In diesem Yoga ist es ebenfalls unser Bestreben, dass diese göttliche Sonne nicht nur das mentale Wesen, sondern auch das vitale und physische Wesen unter seine Herrschaft nimmt. Das ist eine sehr schwierige Bemühung. Nicht alle können das Licht der Sonne aushalten, wenn es herabsteigt. Gayatri (Mantra) erwählt das Göttliche Licht der Wahrheit und bittet es, herabzusteigen und vom Mental Besitz zu ergreifen. Die Fähigkeit für diesen Yoga besteht darin, das Licht zu ertragen.

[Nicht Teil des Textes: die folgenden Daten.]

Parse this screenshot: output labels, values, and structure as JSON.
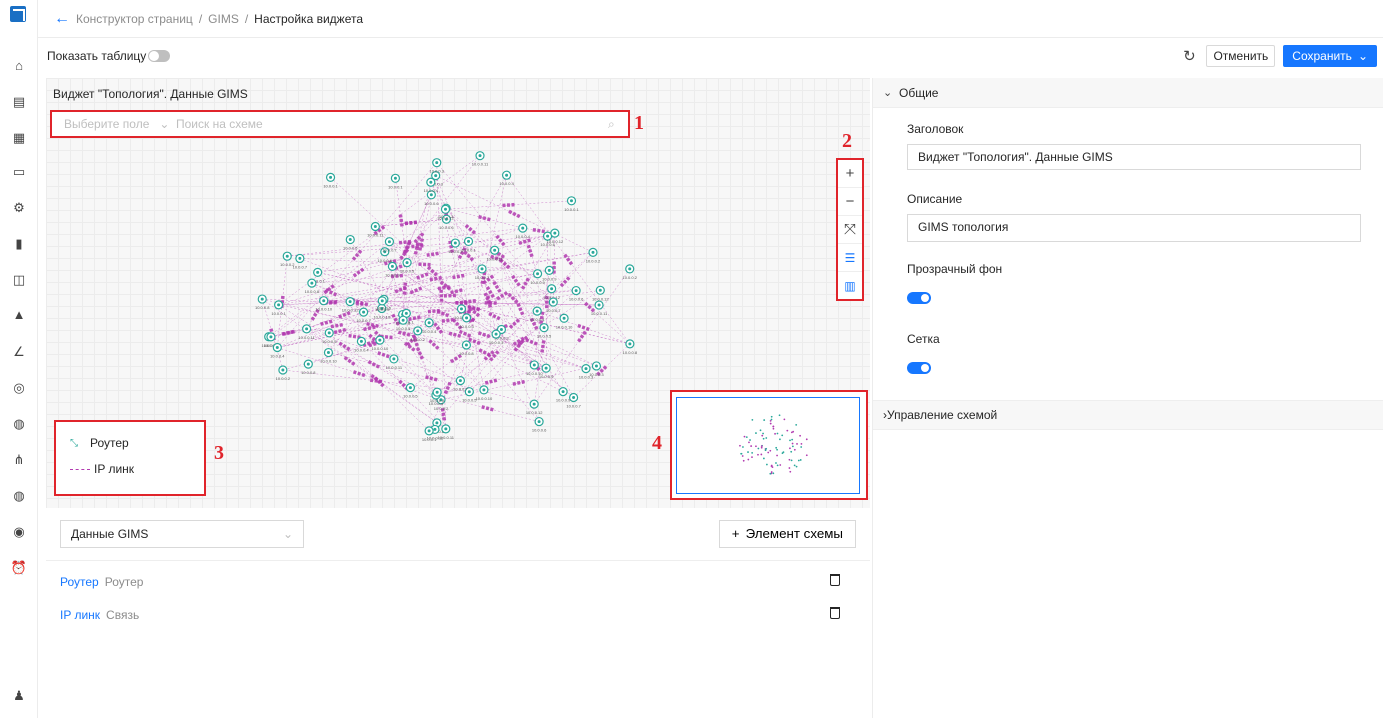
{
  "breadcrumb": {
    "items": [
      "Конструктор страниц",
      "GIMS"
    ],
    "current": "Настройка виджета"
  },
  "toolbar": {
    "show_table_label": "Показать таблицу",
    "show_table_enabled": false,
    "cancel_label": "Отменить",
    "save_label": "Сохранить"
  },
  "canvas": {
    "widget_title": "Виджет \"Топология\". Данные GIMS",
    "field_select_placeholder": "Выберите поле",
    "search_placeholder": "Поиск на схеме",
    "markers": [
      "1",
      "2",
      "3",
      "4"
    ],
    "node_labels": [
      "10.0.0.1",
      "10.0.0.2",
      "10.0.0.3",
      "10.0.0.4",
      "10.0.0.5",
      "10.0.0.6",
      "10.0.0.7",
      "10.0.0.8",
      "10.0.0.9",
      "10.0.0.10",
      "10.0.0.11",
      "10.0.0.12"
    ],
    "colors": {
      "router": "#2aa89a",
      "link": "#b23bb0",
      "marker": "#e0242b"
    }
  },
  "zoom_controls": {
    "zoom_in": "+",
    "zoom_out": "−",
    "fit": "fit-icon",
    "legend": "list-icon",
    "map": "map-icon"
  },
  "legend": {
    "items": [
      {
        "label": "Роутер",
        "icon": "router-icon"
      },
      {
        "label": "IP линк",
        "icon": "link-icon"
      }
    ]
  },
  "bottom": {
    "data_source": "Данные GIMS",
    "add_element_label": "Элемент схемы",
    "rows": [
      {
        "name": "Роутер",
        "type": "Роутер"
      },
      {
        "name": "IP линк",
        "type": "Связь"
      }
    ]
  },
  "right_panel": {
    "general_section": "Общие",
    "title_label": "Заголовок",
    "title_value": "Виджет \"Топология\". Данные GIMS",
    "description_label": "Описание",
    "description_value": "GIMS топология",
    "transparent_bg_label": "Прозрачный фон",
    "transparent_bg_enabled": true,
    "grid_label": "Сетка",
    "grid_enabled": true,
    "scheme_section": "Управление схемой"
  },
  "accent_color": "#1677ff"
}
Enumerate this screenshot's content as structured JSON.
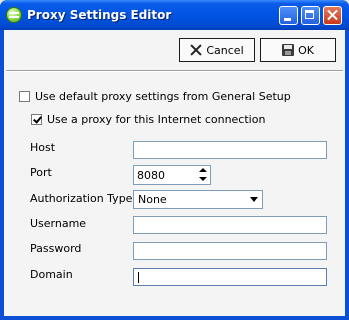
{
  "window": {
    "title": "Proxy Settings Editor"
  },
  "toolbar": {
    "cancel_label": "Cancel",
    "ok_label": "OK"
  },
  "options": {
    "use_default_label": "Use default proxy settings from General Setup",
    "use_default_checked": false,
    "use_proxy_label": "Use a proxy for this Internet connection",
    "use_proxy_checked": true
  },
  "form": {
    "host_label": "Host",
    "host_value": "",
    "port_label": "Port",
    "port_value": "8080",
    "auth_label": "Authorization Type",
    "auth_value": "None",
    "username_label": "Username",
    "username_value": "",
    "password_label": "Password",
    "password_value": "",
    "domain_label": "Domain",
    "domain_value": ""
  },
  "colors": {
    "titlebar": "#0054e3",
    "window_frame": "#0a4fd6",
    "client_bg": "#f4f4f4",
    "field_border": "#7f9db9"
  }
}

Du kannst über dieses (Gayatri) Mantra meditieren und dir dabei seine Bedeutung vergegenwärtigen. Du kannst auch danach streben, für diesen Yoga geeignet zu werden. Wenn du fähig bist, dein Mental zu konzentrieren, kannst du an eine beliebige Form der Gottheit denken. Du kannst zu deiner Ishta-Devata beten, dass sie dich für diesen Yoga vorbereite und sie kommen und in dir wirken möge.
In Wirklichkeit wird dieser Yoga nicht durch die Macht des Menschen ausgeübt; er wird durch die Göttliche Macht getan, und so kann Sie jede beliebige Veränderung in der Fähigkeit des Sadhaka verursachen.

Worte der Mutter
Wie kann man sich auf den Yoga vorbereiten?

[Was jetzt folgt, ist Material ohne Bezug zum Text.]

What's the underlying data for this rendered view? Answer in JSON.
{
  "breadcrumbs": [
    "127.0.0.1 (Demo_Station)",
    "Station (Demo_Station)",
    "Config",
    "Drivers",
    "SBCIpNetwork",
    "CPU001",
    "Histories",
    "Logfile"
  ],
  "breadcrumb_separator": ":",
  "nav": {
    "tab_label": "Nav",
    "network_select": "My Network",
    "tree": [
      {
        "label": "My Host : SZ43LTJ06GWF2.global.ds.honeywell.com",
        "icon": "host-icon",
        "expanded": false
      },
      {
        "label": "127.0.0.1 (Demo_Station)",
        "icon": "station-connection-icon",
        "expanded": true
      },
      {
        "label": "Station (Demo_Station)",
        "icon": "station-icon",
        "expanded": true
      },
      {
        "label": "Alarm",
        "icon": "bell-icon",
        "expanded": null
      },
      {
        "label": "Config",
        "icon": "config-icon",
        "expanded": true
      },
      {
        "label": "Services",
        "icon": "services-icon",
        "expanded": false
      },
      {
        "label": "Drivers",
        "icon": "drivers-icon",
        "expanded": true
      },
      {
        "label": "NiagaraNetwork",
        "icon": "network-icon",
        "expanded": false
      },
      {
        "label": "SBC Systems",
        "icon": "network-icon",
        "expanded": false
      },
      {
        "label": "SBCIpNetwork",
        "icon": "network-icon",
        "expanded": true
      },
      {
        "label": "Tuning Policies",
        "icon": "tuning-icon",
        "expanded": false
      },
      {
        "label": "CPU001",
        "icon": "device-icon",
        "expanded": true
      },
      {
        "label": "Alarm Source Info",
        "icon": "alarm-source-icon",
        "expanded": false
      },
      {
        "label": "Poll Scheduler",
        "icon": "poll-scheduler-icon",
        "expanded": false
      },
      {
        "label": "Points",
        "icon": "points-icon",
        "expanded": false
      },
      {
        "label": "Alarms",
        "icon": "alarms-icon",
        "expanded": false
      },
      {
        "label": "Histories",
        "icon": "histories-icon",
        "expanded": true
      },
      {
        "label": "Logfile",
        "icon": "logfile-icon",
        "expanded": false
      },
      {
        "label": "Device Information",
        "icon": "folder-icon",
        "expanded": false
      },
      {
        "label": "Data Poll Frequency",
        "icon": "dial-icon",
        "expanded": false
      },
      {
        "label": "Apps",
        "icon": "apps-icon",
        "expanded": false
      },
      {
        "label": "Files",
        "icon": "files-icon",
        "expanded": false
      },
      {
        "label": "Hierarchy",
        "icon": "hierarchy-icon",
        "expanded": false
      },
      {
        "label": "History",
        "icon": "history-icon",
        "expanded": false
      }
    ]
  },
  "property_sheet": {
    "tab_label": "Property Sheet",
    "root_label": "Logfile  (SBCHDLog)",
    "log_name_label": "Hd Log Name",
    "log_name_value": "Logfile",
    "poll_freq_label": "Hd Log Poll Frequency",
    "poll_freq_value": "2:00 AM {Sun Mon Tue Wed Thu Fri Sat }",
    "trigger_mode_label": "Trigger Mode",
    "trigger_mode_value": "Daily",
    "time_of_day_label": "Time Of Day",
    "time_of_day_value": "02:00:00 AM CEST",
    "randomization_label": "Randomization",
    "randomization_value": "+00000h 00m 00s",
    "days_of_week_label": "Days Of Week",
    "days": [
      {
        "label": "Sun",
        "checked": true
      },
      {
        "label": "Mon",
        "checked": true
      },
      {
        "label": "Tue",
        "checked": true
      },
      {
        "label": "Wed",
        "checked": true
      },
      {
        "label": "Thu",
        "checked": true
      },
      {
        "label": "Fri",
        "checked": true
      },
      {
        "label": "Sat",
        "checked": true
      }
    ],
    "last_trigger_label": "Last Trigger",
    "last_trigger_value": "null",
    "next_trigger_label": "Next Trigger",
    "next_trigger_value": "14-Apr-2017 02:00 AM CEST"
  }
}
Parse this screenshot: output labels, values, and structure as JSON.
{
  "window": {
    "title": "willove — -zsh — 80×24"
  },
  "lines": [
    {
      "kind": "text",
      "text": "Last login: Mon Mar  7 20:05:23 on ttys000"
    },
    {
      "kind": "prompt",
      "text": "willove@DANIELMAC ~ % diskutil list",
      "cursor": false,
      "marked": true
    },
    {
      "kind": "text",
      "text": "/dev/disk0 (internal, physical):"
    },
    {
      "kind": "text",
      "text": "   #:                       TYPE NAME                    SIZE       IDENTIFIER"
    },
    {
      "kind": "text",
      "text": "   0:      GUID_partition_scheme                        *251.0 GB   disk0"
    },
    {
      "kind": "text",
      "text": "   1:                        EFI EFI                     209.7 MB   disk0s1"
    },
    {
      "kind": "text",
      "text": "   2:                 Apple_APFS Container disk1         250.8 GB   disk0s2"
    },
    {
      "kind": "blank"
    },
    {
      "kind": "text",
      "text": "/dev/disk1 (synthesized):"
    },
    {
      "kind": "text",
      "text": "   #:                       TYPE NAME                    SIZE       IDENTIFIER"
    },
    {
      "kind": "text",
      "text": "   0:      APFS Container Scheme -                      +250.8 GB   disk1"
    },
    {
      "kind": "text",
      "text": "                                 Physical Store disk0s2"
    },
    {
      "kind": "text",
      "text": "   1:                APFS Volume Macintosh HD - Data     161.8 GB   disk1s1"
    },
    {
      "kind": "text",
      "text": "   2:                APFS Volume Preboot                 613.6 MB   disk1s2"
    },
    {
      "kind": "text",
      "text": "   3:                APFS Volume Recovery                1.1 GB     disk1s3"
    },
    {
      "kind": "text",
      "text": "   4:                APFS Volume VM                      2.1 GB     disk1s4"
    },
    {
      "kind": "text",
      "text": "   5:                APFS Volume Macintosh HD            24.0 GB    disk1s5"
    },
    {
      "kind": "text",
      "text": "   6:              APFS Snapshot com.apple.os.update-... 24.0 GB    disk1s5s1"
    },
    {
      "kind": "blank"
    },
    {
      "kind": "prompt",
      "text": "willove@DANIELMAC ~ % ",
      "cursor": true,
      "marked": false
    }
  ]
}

Bewusst sein vor allem. Wir sind uns bloß eines geringen Teils unseres Wesens bewusst, im Übrigen sind wir unbewusst. Es ist diese Unbewusstheit, die uns an unsere niedere Natur gebunden hält und darin jede Veränderung und alle Umwandlung verhindert. Dieser Unbewusstheit bedienen sich die ungöttlichen Kräfte, um in uns einzudringen und uns zu versklaven. Du musst dir deiner selbst bewusst werden, deiner Natur und deiner Regungen. Du musst wissen, wie und warum du etwas tust, fühlst oder denkst. Du musst deine Beweggründe und Antriebe verstehen, die verborgenen und die in Erscheinung tretenden Kräfte, die dich handeln lassen. Du musst gewissermaßen den Mechanismus deines Wesens in kleine Teile zerlegen. Erst wenn du bewusst bist, kannst du beurteilen und auswählen, kannst du wahrnehmen, welche Kräfte dich herunterziehen und welche dich weiterbringen. Und wenn du zu wissen vermagst, was zu tun und zu lassen ist, wenn du das Wahre vom Falschen, das Göttliche vom Ungöttlichen unterscheiden kannst, dann musst du strikt nach diesem Wissen handeln, das heißt entschlossen das eine zurückweisen und das andere annehmen. Bei jedem Schritt bist du vor diese Dualität gestellt, und bei jedem Schritt hast du deine Wahl zu treffen. Du musst geduldig, ausdauernd und wachsam sein – „schlaflos“, wie die Adepten sagen; du musst es immer ablehnen, dem Ungöttlichen die geringste Gelegenheit gegen das Göttliche zu geben.

Worte der Mutter
… wenn man sich durch das Studium von Büchern vorbereiten muss, ist es eine Vorbereitung, die ziemlich lange dauert. Fügt es sich aber, dass man eine direkte Unterweisung bekommen kann, und das in jeder Situation, dann geht es viel schneller. Wenn du niemanden hast, der dich führt, und wenn du deinen Weg mit Hilfe von Büchern finden musst, wenn du nicht einmal jemanden hast, der dir sagt: „Lies besser dieses Buch als jenes,“ wenn du alles selbst herausfinden musst, dann braucht das viel Zeit. Viele Jahre.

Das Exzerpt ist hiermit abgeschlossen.